The author so cleverly mis-directed me throughout the book that I had to go back and read some parts again and then it was all so clear! Jo Spain has written another fast-paced read which I thoroughly enjoyed and – no pressure – but I’m already looking forward to the next Reynolds novel! I am also looking forward to seeing her at an event at the Bloody Scotland crime festival in a few weeks where I hope to have a little chat about just when that next novel might be ready…
My thanks to the publisher Quercus for my copy of the book via Netgalley. The Darkest Place will be published in ebook format in the UK on 20th September and the paperback will follow in June next year. You can pre-order a Kindle copy here: The Darkest Place
From the back of the book
Christmas day, and DCI Tom Reynolds receives an alarming call. A mass grave has been discovered on Oileán na Caillte, the island which housed the controversial psychiatric institution St. Christina’s. The hospital has been closed for decades and onsite graves were tragically common. Reynolds thinks his adversarial boss is handing him a cold case to sideline him.
But then it transpires another body has been discovered amongst the dead – one of the doctors who went missing from the hospital in mysterious circumstances forty years ago. He appears to have been brutally murdered.

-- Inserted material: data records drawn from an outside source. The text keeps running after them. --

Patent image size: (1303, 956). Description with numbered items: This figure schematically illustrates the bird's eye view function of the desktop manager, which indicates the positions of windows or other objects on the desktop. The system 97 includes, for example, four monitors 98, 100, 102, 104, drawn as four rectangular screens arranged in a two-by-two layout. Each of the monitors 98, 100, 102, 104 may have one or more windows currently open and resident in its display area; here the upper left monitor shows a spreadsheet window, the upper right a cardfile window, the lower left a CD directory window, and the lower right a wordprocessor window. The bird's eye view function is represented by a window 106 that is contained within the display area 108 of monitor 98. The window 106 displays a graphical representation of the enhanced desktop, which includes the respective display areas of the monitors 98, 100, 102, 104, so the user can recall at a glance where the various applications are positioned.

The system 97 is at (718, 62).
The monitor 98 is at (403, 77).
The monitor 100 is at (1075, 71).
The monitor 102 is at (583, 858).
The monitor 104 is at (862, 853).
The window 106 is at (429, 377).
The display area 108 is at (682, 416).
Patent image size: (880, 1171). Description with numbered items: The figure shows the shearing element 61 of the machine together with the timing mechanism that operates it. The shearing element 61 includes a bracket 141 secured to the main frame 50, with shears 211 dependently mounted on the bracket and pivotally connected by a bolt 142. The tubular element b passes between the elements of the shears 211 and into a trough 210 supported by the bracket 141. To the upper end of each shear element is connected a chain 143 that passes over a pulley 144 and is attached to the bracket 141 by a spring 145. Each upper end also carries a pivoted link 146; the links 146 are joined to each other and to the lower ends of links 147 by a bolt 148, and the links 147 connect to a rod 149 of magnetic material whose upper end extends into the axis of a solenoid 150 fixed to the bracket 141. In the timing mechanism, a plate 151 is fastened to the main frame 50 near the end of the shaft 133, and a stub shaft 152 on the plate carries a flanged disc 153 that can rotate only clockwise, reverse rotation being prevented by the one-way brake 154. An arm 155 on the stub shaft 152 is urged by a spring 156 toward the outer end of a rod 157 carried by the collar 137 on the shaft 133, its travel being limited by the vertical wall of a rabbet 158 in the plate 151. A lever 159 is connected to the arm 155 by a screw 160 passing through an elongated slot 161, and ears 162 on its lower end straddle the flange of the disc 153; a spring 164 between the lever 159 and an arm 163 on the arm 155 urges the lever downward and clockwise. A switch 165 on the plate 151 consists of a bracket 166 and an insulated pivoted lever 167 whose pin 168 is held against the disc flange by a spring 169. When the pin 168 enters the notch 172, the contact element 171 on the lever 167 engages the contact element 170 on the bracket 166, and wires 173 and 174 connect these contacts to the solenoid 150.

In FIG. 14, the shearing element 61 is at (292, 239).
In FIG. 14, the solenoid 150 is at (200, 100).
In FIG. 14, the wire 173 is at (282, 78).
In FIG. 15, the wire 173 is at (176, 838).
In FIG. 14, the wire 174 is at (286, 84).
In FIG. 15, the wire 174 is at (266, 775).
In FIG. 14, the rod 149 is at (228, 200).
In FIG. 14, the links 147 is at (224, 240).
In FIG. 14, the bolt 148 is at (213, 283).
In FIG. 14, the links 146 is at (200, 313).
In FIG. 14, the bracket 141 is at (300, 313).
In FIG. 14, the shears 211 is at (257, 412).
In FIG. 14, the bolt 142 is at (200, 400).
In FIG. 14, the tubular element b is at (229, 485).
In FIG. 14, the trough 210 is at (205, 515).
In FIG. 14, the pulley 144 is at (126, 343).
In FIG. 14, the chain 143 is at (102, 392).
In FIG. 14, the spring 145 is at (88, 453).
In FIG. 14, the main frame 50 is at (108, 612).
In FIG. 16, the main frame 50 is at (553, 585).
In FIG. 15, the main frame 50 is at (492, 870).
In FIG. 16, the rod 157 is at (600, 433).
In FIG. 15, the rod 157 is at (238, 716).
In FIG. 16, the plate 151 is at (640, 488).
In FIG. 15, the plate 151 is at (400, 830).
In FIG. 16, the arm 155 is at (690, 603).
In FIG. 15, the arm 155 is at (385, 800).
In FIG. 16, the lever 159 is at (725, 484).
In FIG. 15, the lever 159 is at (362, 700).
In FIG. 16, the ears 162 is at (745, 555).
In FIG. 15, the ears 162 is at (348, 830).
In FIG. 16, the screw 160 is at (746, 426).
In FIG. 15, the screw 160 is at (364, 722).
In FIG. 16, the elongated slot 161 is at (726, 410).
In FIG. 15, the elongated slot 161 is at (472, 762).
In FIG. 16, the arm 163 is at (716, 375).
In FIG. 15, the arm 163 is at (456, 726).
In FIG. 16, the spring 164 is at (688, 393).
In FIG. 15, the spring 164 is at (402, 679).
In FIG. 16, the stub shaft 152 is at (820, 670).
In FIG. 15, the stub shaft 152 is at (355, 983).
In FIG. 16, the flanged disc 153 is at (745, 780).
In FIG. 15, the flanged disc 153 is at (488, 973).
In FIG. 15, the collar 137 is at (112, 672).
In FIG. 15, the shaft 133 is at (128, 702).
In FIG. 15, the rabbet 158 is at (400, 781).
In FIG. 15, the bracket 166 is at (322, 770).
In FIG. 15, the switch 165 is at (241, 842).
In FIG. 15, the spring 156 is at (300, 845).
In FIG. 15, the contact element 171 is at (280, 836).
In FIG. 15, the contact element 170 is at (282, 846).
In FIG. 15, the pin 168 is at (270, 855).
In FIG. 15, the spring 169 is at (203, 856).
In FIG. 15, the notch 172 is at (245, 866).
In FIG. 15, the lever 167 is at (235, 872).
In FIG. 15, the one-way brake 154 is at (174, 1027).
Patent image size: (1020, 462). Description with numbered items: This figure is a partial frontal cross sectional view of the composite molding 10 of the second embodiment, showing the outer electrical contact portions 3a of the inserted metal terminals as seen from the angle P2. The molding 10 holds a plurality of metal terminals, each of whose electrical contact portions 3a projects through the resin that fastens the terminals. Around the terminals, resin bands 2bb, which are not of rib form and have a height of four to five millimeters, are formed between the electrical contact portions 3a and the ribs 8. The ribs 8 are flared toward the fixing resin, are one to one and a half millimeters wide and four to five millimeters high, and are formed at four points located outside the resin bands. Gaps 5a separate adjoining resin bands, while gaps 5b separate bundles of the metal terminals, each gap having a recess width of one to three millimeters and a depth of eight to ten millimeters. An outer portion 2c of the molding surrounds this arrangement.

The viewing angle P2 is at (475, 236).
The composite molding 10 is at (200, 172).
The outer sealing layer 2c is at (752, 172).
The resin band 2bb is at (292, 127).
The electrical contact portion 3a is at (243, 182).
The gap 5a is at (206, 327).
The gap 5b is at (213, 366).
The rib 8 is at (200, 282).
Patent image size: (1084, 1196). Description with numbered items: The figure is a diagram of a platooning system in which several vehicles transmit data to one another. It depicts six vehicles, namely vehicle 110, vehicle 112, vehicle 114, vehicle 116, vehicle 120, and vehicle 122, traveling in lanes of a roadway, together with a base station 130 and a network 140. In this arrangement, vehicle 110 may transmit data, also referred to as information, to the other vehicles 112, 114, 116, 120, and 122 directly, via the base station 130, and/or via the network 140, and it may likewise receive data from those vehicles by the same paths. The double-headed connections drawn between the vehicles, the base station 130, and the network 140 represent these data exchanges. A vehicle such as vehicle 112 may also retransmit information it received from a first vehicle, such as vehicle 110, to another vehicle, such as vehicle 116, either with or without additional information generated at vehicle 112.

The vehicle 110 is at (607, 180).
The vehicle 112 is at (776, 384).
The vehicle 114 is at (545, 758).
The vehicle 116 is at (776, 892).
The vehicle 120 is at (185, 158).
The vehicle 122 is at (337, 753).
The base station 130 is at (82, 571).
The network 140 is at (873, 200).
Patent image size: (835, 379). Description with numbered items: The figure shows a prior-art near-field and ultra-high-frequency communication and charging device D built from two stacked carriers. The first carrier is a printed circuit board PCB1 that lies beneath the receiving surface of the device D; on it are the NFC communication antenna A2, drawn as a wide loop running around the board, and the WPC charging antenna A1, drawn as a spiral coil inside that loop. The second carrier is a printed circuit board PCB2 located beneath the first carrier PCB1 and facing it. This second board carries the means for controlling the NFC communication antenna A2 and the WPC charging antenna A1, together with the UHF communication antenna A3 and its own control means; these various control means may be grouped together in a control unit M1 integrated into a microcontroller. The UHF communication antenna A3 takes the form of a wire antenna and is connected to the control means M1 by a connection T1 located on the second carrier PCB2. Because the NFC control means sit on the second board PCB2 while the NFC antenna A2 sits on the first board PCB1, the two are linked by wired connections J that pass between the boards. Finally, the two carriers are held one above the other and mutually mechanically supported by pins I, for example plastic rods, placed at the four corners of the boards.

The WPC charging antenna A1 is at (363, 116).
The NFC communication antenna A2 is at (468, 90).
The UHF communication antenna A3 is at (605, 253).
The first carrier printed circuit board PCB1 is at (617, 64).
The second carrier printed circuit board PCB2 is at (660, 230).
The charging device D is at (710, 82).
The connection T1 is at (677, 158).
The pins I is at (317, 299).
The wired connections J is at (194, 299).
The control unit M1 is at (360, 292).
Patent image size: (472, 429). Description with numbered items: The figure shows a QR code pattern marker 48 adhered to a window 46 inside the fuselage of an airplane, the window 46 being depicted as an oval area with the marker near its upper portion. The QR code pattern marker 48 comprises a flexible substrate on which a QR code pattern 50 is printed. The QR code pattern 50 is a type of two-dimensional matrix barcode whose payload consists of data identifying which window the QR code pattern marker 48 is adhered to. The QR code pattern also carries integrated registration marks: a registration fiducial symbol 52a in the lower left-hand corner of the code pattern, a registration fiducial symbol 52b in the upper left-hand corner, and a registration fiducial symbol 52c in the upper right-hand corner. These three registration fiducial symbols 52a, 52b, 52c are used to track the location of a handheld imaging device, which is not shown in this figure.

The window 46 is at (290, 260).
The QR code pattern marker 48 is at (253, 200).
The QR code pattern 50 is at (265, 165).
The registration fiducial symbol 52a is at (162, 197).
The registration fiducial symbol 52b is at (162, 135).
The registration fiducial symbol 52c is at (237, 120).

As events take a sudden turn, nothing can prepare Reynolds and his team for what they are about to discover once they arrive on the island . . .
About the author
Jo Spain’s first novel, top ten bestseller With our Blessing, was one of seven finalists in the Richard and Judy Search for a Bestseller Competition. It was named as an Irish Times crime fiction book of the year by Declan Burke. Beneath the Surface (2016) and Sleeping Beauties (2017), the second and third in the DI Tom Reynolds series followed, to further critical acclaim. Her standalone thriller, The Confession, released in January 2018, became a number one bestseller and sold in multiple territories. Jo is releasing the fourth Tom Reynolds, The Darkest Place, in 2018 and a new standalone Dirty Little Secrets in 2019.
Jo also writes for TV and is the co-writer of new series Taken Down.
A graduate of Trinity College Dublin, Jo lives in Dublin with her husband and their four young children. Jo previously worked as a policy advisor in the Irish parliament and as vice-chair of the business body InterTrade Ireland.
Jo’s debut novel was set against a background of the infamous Irish Magdalene Laundries and Mother and Baby homes. The author’s own father was born in one such home in Dublin and the novel’s backdrop was constructed based on the in-depth research she undertook while attempting to trace her family roots.